I spent more than a month using various CGM systems. The most important rule I learned is that, when it comes to blood sugar, there are few hard and fast rules. On days when my glucose level jumped up and down like a kangaroo, I felt tired and cranky. On days when my number was more stable, so was my energy level. My sleep tended to be better, too. “What we’ve seen is that even people who think they don’t have problems with diabetes or glucose control have massive spikes and massive crashes, which have significant consequences on performance,” Southerland says.
A Learning Curve
One thing I did notice is that the various CGM sensors I was wearing almost never agreed with one another, each giving a different number. This is not a big deal for patients with diabetes (who are more concerned with high glucose levels, above 180mg/dL), but it could be critical for healthy people who are trying to avoid sliding into metabolic dysfunction. “The difference between 100mg/dL and 120mg/dL is huge for my patients,” says Attia, one of the few physicians who prescribe a CGM for non-diabetic patients as a preventative measure.
A patient whose average glucose level is 120mg/dL is likely further along the road to pre-diabetes or diabetes than one who hovers at 100mg/dL. “Diabetes and metabolic dysfunction are on a continuum. It’s not binary,” he says.
In general, though, all of my CGM readings moved in the same direction. They all went up after a bagel and down after a dog walk. More interesting was the daily variation in my glucose response. For example, I succumbed to a bacon, egg and cheese croissant. I was dreading the CGM scolding, but it was fine. My glucose didn’t react much, and Levels rated the croissant a six out of 10. But a few days later, the same croissant eaten at the same time scored one out of 10.
Which brings us to the other big lesson: how we handle glucose can change from day to day. “A lot of factors can influence your glucose levels,” says exercise physiologist Federico Fontana, who is the head of performance for
Team Novo Nordisk. “Some individuals react with more variability in the course of the day, while others are more stable. This will depend on a lot of things, such as the amount of exercise you are doing, diet, how your insulin sensitivity changes – even temperature.”
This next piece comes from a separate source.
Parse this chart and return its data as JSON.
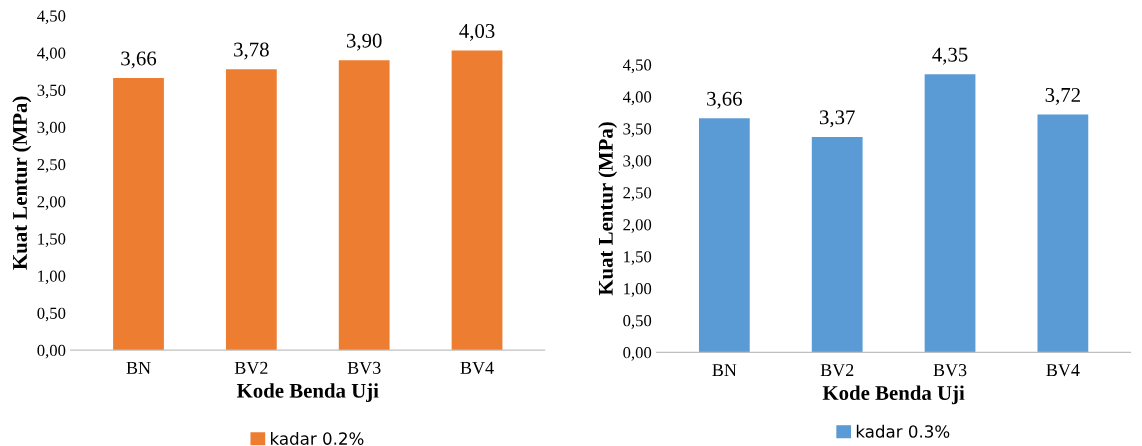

Mental stress also affects insulin response, says Means. She adds that our insulin sensitivity shifts over the course of the day. “We tend to be more insulin sensitive in the mornings, so I tend to front-load my carbs in the first part of the day.”
With her words in mind, I decided to take on one more glucose challenge: my mum’s chocolate cake, which had done me in that morning at brunch. I had a big piece. I had been riding and hiking more, I’d had a good but lowish-carb lunch, and I felt like my insulin game was on point. A few CGM experiments had taught me that dark chocolate doesn’t seem to affect my glucose level nearly as much as, say, flour tortillas.
So, I ate the cake with confidence. And it barely moved the needle.